Max Berger

The Guardian

For practitioner, philanthropist, and photographer Max Berger ’71, success goes hand in hand with maintaining focus

By Paula Span

Fall 2011

Max W. Berger ’71 arrived at Columbia Law School with a scholarship, an accounting degree from City College’s Baruch School, and a conviction that “the practice of law [for me] had to have some social value.” But, he acknowledges, “I didn’t know what that would be.”

The answer appeared on a school bulletin board: He needed a part-time job, and Sidney Silverman ’57, a solo practitioner downtown, wanted to hire students as researchers on an important class-action securities case. 

Working at a plaintiffs’ law practice, representing investors who had been misled, satisfied Berger’s Robin Hood ambitions. “I always felt I wanted to use my career to fight injustice,” he says.

Four decades later, the boutique firm he co-founded in 1983, Bernstein Litowitz Berger & Grossmann, has compiled an astounding record of success in complex, often high-profile cases.

Victory souvenirs—newspaper accounts encased in Lucite—displayed among the family snapshots in his midtown office commemorate Cendant ($3.3 billion recovered for shareholders), WorldCom ($6.15 billion), and Nortel ($1.3 billion)—a rogue’s gallery of turn-of-this-century financial scandal.

However complicated his cases, often fought over years, Berger still talks about them in simple terms. The investors Bernstein Litowitz represents, largely public pension funds, include “regular citizens—teachers, firemen, cops.” The companies, auditors, officers, and bankers that harm them, he says, should be held accountable.

In the WorldCom case, for instance, “The board of directors was sitting on its hands during the entire course of this fraud,” Berger says. “We thought they should pay.” The 2005 settlement contained a novel provision: 20 percent of directors’ collective net worth over $24 million. “It sent shock waves,” he says with a satisfied chuckle. “That outside directors would have to reach into their own pockets for not doing their jobs was the most radical experience.”

Also on display in Berger’s office, however, is evidence of another lifelong enthusiasm: He is an accomplished, largely self-taught photographer who has roamed the world—from Havana to Beijing to Antarctica—with his Nikon. The prints on his wall portray children in Ecuador and Cape Town. “They tell me something about the future,” Berger says.

His photography serves both artistic and philanthropic aims. Proceeds from an exhibit of his work at the Laumont Gallery went to City Year New York, which supports young volunteers in community service; he also annually donates work to an auction benefitting inMotion,
which provides free legal services to battered women.

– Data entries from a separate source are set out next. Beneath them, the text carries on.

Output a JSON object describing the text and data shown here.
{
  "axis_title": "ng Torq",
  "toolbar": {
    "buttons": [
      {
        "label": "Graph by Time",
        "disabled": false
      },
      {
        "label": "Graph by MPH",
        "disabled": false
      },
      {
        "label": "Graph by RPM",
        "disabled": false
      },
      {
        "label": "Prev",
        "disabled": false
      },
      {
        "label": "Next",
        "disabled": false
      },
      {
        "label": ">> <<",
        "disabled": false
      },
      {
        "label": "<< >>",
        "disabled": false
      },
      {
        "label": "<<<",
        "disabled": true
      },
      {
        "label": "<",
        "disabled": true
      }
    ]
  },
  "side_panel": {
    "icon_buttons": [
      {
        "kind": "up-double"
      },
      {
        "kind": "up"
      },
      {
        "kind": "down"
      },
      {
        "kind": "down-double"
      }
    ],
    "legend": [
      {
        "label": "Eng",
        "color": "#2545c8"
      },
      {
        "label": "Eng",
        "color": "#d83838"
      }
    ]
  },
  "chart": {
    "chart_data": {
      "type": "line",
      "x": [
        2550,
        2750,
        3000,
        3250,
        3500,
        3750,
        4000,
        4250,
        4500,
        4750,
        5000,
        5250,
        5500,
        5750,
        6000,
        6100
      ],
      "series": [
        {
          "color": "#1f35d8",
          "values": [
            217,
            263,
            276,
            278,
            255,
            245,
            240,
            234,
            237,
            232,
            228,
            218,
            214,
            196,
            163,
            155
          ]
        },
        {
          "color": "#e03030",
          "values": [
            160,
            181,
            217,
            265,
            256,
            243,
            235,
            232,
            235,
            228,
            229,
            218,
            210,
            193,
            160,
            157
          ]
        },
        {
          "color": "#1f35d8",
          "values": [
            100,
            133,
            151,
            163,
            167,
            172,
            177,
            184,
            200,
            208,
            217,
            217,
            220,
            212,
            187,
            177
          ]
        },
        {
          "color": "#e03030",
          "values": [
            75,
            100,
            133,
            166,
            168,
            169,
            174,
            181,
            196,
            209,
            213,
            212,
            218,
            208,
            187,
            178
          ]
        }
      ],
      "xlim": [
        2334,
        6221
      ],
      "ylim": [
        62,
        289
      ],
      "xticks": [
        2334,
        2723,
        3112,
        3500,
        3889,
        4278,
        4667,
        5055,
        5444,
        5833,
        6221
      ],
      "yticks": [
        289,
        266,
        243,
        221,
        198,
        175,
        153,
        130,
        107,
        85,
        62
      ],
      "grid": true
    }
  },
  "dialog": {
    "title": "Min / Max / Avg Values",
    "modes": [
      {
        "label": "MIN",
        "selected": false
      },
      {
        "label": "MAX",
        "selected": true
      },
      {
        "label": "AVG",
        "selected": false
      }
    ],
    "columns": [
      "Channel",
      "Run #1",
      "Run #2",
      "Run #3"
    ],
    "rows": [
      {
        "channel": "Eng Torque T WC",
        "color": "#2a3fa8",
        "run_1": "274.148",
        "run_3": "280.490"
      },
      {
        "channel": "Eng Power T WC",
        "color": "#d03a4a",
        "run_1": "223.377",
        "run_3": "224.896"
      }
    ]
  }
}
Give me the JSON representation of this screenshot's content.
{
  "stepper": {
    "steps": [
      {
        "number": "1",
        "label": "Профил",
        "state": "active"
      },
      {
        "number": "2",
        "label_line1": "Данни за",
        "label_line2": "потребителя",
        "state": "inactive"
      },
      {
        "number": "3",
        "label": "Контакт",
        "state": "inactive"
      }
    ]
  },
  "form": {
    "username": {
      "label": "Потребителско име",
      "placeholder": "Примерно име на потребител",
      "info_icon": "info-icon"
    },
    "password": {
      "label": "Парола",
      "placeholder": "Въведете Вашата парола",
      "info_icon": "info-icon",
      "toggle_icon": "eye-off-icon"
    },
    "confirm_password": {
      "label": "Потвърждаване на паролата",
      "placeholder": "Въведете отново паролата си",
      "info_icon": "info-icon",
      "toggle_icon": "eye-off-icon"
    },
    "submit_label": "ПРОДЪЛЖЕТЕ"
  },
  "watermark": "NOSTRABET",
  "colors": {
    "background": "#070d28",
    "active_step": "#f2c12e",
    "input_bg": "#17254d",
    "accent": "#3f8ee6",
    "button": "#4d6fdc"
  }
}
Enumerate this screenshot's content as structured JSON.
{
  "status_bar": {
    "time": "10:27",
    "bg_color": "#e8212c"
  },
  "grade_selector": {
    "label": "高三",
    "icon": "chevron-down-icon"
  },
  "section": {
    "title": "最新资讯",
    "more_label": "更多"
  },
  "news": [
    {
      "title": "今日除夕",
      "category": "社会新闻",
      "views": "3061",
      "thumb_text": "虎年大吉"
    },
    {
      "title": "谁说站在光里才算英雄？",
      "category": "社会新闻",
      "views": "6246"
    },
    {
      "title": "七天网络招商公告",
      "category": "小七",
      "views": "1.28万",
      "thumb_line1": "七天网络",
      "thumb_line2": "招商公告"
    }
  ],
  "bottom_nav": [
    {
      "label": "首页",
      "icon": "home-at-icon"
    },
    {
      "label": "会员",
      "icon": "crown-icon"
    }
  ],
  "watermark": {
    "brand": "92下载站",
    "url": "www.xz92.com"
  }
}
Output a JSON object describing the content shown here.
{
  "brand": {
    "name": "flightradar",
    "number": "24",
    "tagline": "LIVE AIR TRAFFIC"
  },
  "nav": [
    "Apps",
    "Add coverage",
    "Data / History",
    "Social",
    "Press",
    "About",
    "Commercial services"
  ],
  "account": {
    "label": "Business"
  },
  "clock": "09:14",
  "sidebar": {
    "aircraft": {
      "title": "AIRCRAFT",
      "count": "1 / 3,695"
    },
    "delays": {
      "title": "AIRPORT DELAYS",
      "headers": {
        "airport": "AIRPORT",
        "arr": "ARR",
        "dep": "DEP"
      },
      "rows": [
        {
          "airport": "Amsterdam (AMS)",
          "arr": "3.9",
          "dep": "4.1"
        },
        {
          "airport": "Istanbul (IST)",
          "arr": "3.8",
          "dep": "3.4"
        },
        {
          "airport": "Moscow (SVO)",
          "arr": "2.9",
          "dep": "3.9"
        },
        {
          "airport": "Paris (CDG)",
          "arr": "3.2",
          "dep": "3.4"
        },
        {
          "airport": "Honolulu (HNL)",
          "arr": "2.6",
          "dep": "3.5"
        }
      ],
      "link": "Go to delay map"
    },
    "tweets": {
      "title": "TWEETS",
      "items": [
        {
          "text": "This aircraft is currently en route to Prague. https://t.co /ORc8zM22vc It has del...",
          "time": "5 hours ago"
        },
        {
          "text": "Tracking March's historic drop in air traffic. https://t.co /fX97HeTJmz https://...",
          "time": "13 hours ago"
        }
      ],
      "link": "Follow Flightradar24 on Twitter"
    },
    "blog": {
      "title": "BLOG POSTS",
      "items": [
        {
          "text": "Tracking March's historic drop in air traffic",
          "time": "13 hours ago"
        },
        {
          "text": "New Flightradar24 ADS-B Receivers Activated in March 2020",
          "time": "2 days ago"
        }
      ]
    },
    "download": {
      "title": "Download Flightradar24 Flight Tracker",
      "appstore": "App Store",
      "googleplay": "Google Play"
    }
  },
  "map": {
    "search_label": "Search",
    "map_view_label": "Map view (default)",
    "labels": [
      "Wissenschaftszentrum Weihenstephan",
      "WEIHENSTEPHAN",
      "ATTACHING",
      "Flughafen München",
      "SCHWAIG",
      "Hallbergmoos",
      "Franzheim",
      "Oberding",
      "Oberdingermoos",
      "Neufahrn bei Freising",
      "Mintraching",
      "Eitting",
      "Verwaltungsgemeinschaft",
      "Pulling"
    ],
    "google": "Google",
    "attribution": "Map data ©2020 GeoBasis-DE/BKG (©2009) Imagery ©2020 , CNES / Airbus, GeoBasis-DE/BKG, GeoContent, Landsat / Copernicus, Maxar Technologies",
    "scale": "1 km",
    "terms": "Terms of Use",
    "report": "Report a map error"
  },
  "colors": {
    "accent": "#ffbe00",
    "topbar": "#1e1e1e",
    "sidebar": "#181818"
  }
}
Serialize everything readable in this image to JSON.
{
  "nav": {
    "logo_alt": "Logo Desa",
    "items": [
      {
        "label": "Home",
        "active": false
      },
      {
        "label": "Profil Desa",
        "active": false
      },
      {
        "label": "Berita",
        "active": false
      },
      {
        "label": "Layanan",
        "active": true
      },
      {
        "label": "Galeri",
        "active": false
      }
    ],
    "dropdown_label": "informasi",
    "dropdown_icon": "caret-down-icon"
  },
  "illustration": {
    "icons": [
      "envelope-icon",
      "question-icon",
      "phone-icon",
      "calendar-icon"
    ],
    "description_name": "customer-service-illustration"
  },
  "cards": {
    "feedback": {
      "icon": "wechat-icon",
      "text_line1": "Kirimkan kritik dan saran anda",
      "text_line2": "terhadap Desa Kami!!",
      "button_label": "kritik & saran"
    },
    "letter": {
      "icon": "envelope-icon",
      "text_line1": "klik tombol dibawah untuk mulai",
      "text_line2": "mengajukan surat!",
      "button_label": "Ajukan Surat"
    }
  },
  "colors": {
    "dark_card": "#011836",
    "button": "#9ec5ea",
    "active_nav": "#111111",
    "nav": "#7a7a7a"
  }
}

Berger’s philanthropy also extends to Columbia Law School, where he and his wife have endowed a fellowship to pay the tuition loans of a graduate who practices public interest law. His firm also established a fellowship for graduates working on anti-discrimination cases. In February, the Law School presented Berger the Medal for Excellence, its highest honor.

Meanwhile, his 55-attorney firm has waded hip-deep into the latest round of financial industry litigation, sparked by the near-meltdown of the global economy. As much as Berger believes that his firm’s settlements, which include corporate governance reforms, provide “a prophylactic effect against wrongdoing,” he has not yet managed to put himself out of business.

Representing public employee pension funds, Bernstein Litowitz is the court-appointed co–lead counsel in a case brought against now-bankrupt Lehman Brothers, the first domino to fall during the financial crisis. The firm also is pursuing cases against Bank of America, Goldman Sachs, JPMorgan Chase, and others. 

Berger would rather see government regulators and prosecutors compel changes in corporate behavior. Until then, he will be a busy man with no plans to retire. Despite the legal and ethical responsibilities of auditors, attorneys, brokers and bankers, officers, and directors, he says, “We have way too many examples of greed overtaking all these gatekeepers.”

Paula Span teaches at Columbia University’s Graduate School of Journalism.